In which Miri has visitors.

Forward again now to the day Plan B ended on, for which we now have a specific date.

It is beginning to become apparent that one of the disadvantages of possessing a mystical bond so rare it’s frequently considered mythical is that it might complicate one’s medical situation in ways your average medicial technician is probably not trained to recognise, let alone deal with.

Although, that said, part of the entertainment of this chapter is that in some ways hospitals haven’t changed at all in however many centuries it’s been.

I Dare – Chapter 4

Day 284
Standard Year 1392

Departing McGee

In which Cheever offers a lesson in piloting.

Cheever is clearly of a mind to keep poking at the boundaries of Pat Rin’s Not-A-Pilot-ness. Pat Rin doesn’t expect anything to come of it, since the best pilots in Korval (which are among the best pilots anywhere) haven’t been able to make anything of him, but it seems to me that Cheever might have a chance precisely because he’s not of Korval, and therefore not family, and their interactions are not weighed down by shared history: different approach, maybe leading to different results.

(Pat Rin is in his early forties now, which means he’s had a lot of time to get used to being Not A Pilot. Indeed, it means he’s been Not A Pilot for more than half his life.)

I Dare – Chapter 3

Day 283
Standard Year 1392

Liad
Department of Interior Command Headquarters

In which the economy demands a Korval.

Re-reading in order, we’ve already had the truth behind Pat Rin being “dismissed to a wastrel life of spoiled self-indulgence”. Even without that context, though, I’m pretty sure I could already tell the first time I read this that spoiled and self-indulgent wasn’t really what Pat Rin was like, and that he was unlikely to be as receptive to the Department’s intention as they might have hoped.

I Dare – Chapter 2

Day 283
Standard Year 1392

McGee Spaceport
Fortune’s Reward

In which Cheever has a few words on the importance of backup.

It’s not long after we last saw Pat Rin and Cheever, back near the end of Carpe Diem — they’re still on the same planet they were just arriving at then — but a bit of time has passed, enough for Cheever to go on leave and come off, and for Pat Rin to make several unsuccessful attempts to cut him loose.

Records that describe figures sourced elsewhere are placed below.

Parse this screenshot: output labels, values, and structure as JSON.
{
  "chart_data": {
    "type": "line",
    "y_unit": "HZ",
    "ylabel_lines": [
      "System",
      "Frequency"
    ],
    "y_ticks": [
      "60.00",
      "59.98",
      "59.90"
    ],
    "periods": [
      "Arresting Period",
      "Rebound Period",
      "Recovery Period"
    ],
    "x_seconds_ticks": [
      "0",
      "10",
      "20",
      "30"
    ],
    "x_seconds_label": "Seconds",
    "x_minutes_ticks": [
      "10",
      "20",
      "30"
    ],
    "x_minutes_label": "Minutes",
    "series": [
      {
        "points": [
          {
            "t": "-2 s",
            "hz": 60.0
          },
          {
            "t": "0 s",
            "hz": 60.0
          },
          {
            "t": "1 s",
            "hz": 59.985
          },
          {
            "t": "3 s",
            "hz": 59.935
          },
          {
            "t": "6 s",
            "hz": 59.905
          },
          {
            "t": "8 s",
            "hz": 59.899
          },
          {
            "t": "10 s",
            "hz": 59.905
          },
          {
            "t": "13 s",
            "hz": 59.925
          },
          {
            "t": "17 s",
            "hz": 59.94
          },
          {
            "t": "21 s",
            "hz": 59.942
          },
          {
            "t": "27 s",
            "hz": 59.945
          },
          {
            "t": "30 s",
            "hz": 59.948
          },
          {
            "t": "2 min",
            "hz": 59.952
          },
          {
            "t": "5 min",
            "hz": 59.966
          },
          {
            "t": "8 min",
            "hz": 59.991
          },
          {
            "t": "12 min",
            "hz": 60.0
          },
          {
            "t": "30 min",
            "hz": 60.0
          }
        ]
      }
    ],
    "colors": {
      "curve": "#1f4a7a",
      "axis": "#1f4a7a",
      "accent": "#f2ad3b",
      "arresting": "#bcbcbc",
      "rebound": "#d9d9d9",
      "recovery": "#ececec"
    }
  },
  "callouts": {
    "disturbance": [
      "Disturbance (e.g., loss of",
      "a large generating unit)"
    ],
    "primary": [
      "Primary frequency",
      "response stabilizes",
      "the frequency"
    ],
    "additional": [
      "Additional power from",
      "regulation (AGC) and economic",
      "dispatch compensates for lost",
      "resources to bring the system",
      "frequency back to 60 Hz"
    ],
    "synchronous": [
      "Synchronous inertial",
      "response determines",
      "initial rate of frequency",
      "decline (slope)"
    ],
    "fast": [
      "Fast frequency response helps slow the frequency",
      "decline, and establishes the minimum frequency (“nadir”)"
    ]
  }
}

It occurs to me to wonder where Pat Rin was planning to go to ground if he had succeeded in cutting Cheever loose. Since, as we are reminded, he is not a qualified pilot himself, that would have dramatically limited his options.

I Dare – Chapter 1

Day 276
Standard Year 1392

Master Jenn’s Workshop
Neglit

In which Master Jen gets what’s coming to him.

This chapter takes us back nearly five months, all the way through Plan B and some distance into Carpe Diem. The dates in Carpe Diem can be vague, but this is almost certainly before Nova declared Plan B to be in force, and although it’s probably after Nova started poking around in the Department’s business, the collection of the ring is only the end of a sequence of events that must have begun well before. The Department plans ahead.

It’s not explicitly stated that the agents murdered the boy as they did the boy’s grandfather, but I think it likely; they would not want to risk him telling anything he might happen to remember. (And past experience of fictional villainy teaches me that the kind of people who promise payment in full and mean “we’re going to kill you” are often also the kind of people who say “we didn’t wake him” and mean “we killed him in his sleep”.) Certainly, since their next action is to destroy the evidence by burning the building to the ground, one hopes they didn’t leave anybody alive inside.